P. Ulrich Schaefer SJ
geboren am 28. Oktober 1915 in Godesberg
in den Orden eingetreten am 30. April 1935 in 's-Heerenberg
gestorben am 26. August 1999 in Münster

"Es komme über uns die Güte des Herrn, unseres Gottes."
Psalm 90,17a

Dieses Wort aus dem Antwortpsalm zur Lesung am Donnerstag der 21. Woche im Jahreskreis - seinem Todestag - hat sich nun erfüllt. Die Güte Gottes, die Ulrich Schaefer immer wieder in seinem Leben erfahren hat, führte ihn am Abend des 26. August 1999 aus den leidvollen Erfahrungen seiner Krankheit in die Vaterarme Gottes.

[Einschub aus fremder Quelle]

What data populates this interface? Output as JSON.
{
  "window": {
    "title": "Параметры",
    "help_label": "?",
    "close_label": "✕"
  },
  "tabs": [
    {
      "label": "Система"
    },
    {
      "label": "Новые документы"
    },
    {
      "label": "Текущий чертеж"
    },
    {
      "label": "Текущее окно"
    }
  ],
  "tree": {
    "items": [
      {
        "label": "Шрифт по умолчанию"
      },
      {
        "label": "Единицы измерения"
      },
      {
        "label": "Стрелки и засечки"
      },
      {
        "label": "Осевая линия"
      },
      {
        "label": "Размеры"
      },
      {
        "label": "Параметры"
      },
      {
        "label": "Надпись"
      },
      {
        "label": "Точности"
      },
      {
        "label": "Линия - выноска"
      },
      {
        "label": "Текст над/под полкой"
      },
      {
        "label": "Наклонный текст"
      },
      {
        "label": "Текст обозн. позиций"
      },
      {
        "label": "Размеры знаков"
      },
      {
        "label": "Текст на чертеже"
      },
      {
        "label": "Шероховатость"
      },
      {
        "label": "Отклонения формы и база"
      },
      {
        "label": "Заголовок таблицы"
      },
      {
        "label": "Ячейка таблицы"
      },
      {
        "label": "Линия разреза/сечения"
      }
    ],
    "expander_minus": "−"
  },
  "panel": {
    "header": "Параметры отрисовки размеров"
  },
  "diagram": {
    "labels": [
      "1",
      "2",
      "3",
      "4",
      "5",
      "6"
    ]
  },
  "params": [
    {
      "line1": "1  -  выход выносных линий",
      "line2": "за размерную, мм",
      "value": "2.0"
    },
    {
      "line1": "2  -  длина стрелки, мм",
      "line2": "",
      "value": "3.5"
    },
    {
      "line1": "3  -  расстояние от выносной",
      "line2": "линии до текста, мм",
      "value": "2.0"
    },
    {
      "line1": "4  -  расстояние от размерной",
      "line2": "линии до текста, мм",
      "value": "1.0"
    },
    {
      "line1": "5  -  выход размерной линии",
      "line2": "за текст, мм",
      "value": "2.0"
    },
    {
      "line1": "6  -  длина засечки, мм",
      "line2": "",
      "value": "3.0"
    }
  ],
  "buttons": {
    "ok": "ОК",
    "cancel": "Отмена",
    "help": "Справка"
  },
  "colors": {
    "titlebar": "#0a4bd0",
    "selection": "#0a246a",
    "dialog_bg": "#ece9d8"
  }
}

Ulrich wurde am 28. Oktober 1915 als Sohn des Bankbeamten Hermann-Josef Schaefer und seiner Ehefrau Elisabeth, geborene Schmickler, in Godesberg geboren. Nach dem Abitur am Aloisiuskolleg trat er trotz der negativen Erlebnisse mit dem Nationalsozialismus kirchlichen Einrichtungen gegenüber am 30. April 1935 in 's-Heerenberg ins Noviziat der Gesellschaft Jesu ein. Im August 1936 mußte das Noviziat wegen Devisenschwierigkeiten nach Hochelten verlegt werden. Unterbrochen durch den Reichsarbeitsdienst und den aktiven Wehrdienst, der ihn u. a. nach Frankreich und Rußland führte, konnte er 1941 in Pullach bei München das Philosophiestudium beenden und 1942 in St. Georgen (Frankfurt/Main) die Theologie beginnen. Bedingt durch die politisch unsichere Lage, empfing er am 9. November 1942 in Mainz die Priesterweihe und war dann von 1943 bis 1945 als Kaplan in Darmstadt eingesetzt. Im November 1945 konnte er das Theologiestudium in Büren fortsetzen. Nach dem Punkteexamen in St. Georgen wurde er für ein Jahr Sekretär der Hochschule und schloß 1951 mit dem Terziat in Münster die Ausbildungszeit ab.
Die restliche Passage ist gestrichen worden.